Como consecuencia de
lo anterior, me sigo acostando más tarde de lo que debería y me levanto
demasiado temprano para alguien que ya no necesita preguntar si puede
despertarse, porque sabe a ciencia cierta cuándo está despierto, sino que sólo
aspira a descansar media hora más, antes de que la noche se lleve su manto
protector y me quede a la intemperie con el primer rayo de luz.
Sin embargo, aunque
no me sucede lo mismo a la hora de la siesta, que se ha convertido en una parte
imprescindible de mi rutina de sueño bifásico, por la noche, sigo rehuyendo el
momento de irme a la cama.
Me he preguntado a
menudo porqué cuando anochece me sigo resistiendo a claudicar ante el
sueño, y creo que es porque sé que una vez que me sumerja en la oscuridad, la
noche transcurrirá rápidamente y, antes de que se haya desvanecido el último
girón de sombra, el despertador tocará a rebato, llamándome a iniciar una
jornada llena de incertidumbres.
Pero prefiero mil
veces esa incertidumbre relativa a una noche sin estrellas, habitada por
terrores que, a veces y a horas intempestivas, se asoman a la pantalla
del televisor y que puedo reconocer aún desde la comodidad de mi butaca y lejos
del frente de batalla, de cuya visión siempre quise mantener lejos a mis
hijas.
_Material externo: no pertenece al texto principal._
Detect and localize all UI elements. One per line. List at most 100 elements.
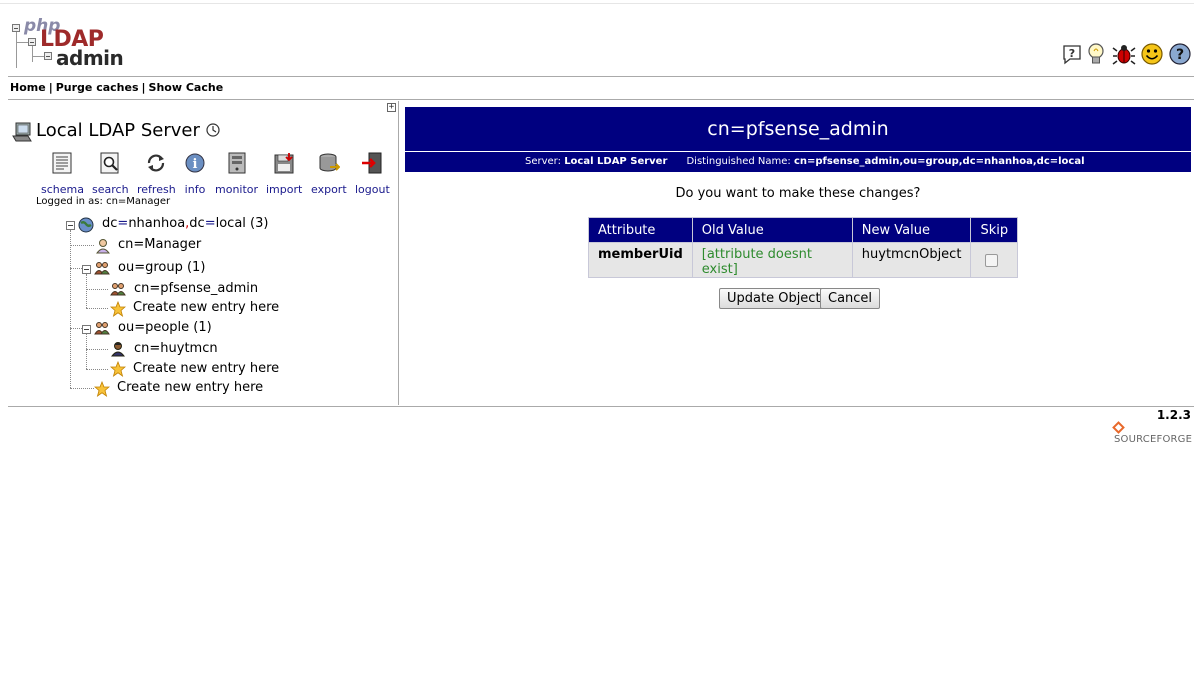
question-icon[interactable]: ? [1168,42,1192,66]
star-icon [110,301,126,317]
menu-separator: | [141,81,146,94]
table-row: memberUid [attribute doesnt exist] huytm… [588,242,1019,278]
root-dn-part: local [215,216,246,231]
tree-item-pfsense-admin[interactable]: cn=pfsense_admin [134,281,258,296]
menu-separator: | [48,81,53,94]
logo-tree-box-icon [28,38,36,46]
tool-monitor[interactable]: monitor [215,152,258,196]
menu-home-link[interactable]: Home [10,81,46,94]
root-dn-part: nhanhoa [128,216,186,231]
tool-info[interactable]: i info [184,152,206,196]
version-label: 1.2.3 [1156,408,1191,422]
phpldapadmin-logo[interactable]: php LDAP admin [10,16,124,70]
server-icon [12,122,32,142]
root-dn-part: dc [102,216,118,231]
search-icon [100,152,119,174]
export-icon [319,153,341,172]
svg-text:i: i [193,157,198,172]
tool-info-label: info [184,183,206,196]
server-value: Local LDAP Server [564,156,668,167]
tool-import-label: import [266,183,303,196]
user-icon [95,239,111,254]
tree-create-entry-people[interactable]: Create new entry here [133,361,279,376]
tool-logout[interactable]: logout [355,152,390,196]
entry-subtitle: Server: Local LDAP Server Distinguished … [405,151,1191,172]
server-label: Server: [525,156,561,167]
cell-skip [970,242,1019,278]
skip-checkbox[interactable] [985,254,999,267]
cancel-button[interactable]: Cancel [820,288,881,309]
tool-refresh[interactable]: refresh [137,152,176,196]
sourceforge-logo[interactable]: SOURCEFORGE [1112,421,1194,445]
bug-icon[interactable] [1112,42,1136,66]
tool-export[interactable]: export [311,152,347,196]
dn-label: Distinguished Name: [686,156,791,167]
tree-item-people[interactable]: ou=people (1) [118,320,212,335]
logo-admin-text: admin [56,46,124,70]
tool-logout-label: logout [355,183,390,196]
smiley-icon[interactable] [1140,42,1164,66]
star-icon [94,381,110,397]
tree-item-group[interactable]: ou=group (1) [118,260,205,275]
left-tree-panel [8,101,399,405]
column-header-old-value: Old Value [691,217,853,243]
menu-show-cache-link[interactable]: Show Cache [149,81,224,94]
root-child-count: (3) [250,216,269,231]
tool-schema[interactable]: schema [41,152,84,196]
tool-refresh-label: refresh [137,183,176,196]
column-header-attribute: Attribute [588,217,693,243]
footer-divider [8,406,1194,407]
cell-new-value: huytmcnObject [851,242,972,278]
tree-item-huytmcn[interactable]: cn=huytmcn [134,341,218,356]
confirm-question: Do you want to make these changes? [675,186,921,201]
column-header-skip: Skip [970,217,1019,243]
tree-item-manager[interactable]: cn=Manager [118,237,201,252]
tree-collapse-root[interactable] [66,221,75,230]
expand-panel-button[interactable]: + [387,103,396,112]
update-object-button[interactable]: Update Object [719,288,829,309]
logged-in-as: Logged in as: cn=Manager [36,196,171,207]
refresh-icon [148,154,165,172]
dn-value: cn=pfsense_admin,ou=group,dc=nhanhoa,dc=… [793,156,1085,167]
menu-purge-caches-link[interactable]: Purge caches [56,81,139,94]
sourceforge-icon [1112,421,1125,434]
logo-tree-box-icon [44,52,52,60]
cell-attribute: memberUid [588,242,693,278]
lightbulb-icon[interactable] [1084,42,1108,66]
info-icon: i [185,153,205,173]
star-icon [110,361,126,377]
tool-search[interactable]: search [92,152,129,196]
tree-collapse-group[interactable] [82,265,91,274]
server-name[interactable]: Local LDAP Server [36,120,200,141]
tool-monitor-label: monitor [215,183,259,196]
monitor-icon [228,152,246,174]
menu-bar: Home | Purge caches | Show Cache [8,76,1194,100]
globe-icon [78,217,94,233]
person-icon [110,342,126,357]
top-divider [0,3,1194,4]
svg-text:?: ? [1176,47,1184,63]
group-icon [94,262,110,275]
tool-export-label: export [311,183,347,196]
column-header-new-value: New Value [851,217,972,243]
import-icon [274,153,294,174]
changes-table: Attribute Old Value New Value Skip membe… [588,217,1019,278]
tree-create-entry-root[interactable]: Create new entry here [117,380,263,395]
tree-collapse-people[interactable] [82,325,91,334]
cell-old-value: [attribute doesnt exist] [691,242,853,278]
tree-item-root[interactable]: dc=nhanhoa,dc=local (3) [102,216,268,231]
table-header-row: Attribute Old Value New Value Skip [588,217,1019,243]
entry-title: cn=pfsense_admin [405,107,1191,151]
group-icon [110,283,126,296]
svg-text:?: ? [1069,47,1075,60]
schema-icon [52,152,72,174]
tool-schema-label: schema [41,183,84,196]
root-dn-eq: = [204,216,216,231]
root-dn-part: dc [189,216,205,231]
tree-create-entry-group[interactable]: Create new entry here [133,300,279,315]
tool-search-label: search [92,183,129,196]
help-icon[interactable]: ? [1060,42,1084,66]
root-dn-eq: = [117,216,129,231]
clock-icon[interactable] [206,123,220,137]
tool-import[interactable]: import [266,152,302,196]
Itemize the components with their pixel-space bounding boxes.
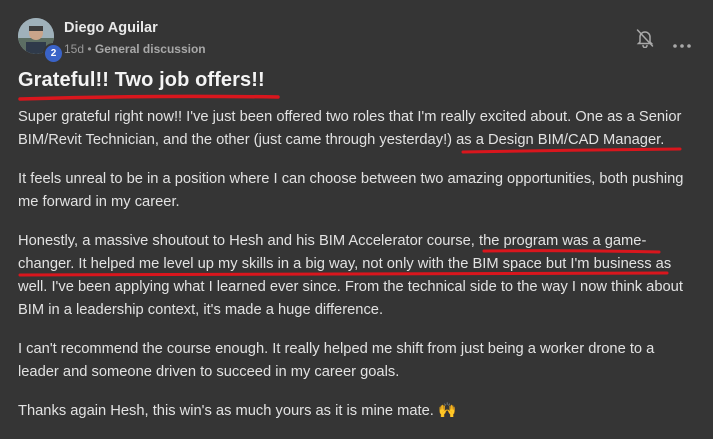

Porque sé que, en otro lugar y otro tiempo no demasiado lejanos, las
detonaciones sordas, la respiración profunda de los depredadores nocturnos o la
fiebre y el delirio nos harían temblar ante un escenario capaz de engullirnos
entre los escombros de nuestra propia casa.
Somos afortunados de
no temer a las sombras y si acaso sentir una leve inquietud con la primera luz
del amanecer, pero levantarnos cada mañana con la sensación de que nos
conducirá por un camino seguro.
Mi único anhelo,
cuando vencido por el sueño me refugio en la seguridad de mi dormitorio es que,
en el futuro, podamos mantener la senda despejada para los que vengan detrás de
nosotros, seamos capaces de desvanecer las sombras que nos amenazan más allá
del camino y también de proteger a los indefensos que acudan en nuestra busca
queriendo participar de lo que sucede en esta parte del mundo y que aguardan al
otro lado del umbral, buscando la luz, huyendo de la oscuridad y de todo
aquello que nos amenaza desde lo profundo.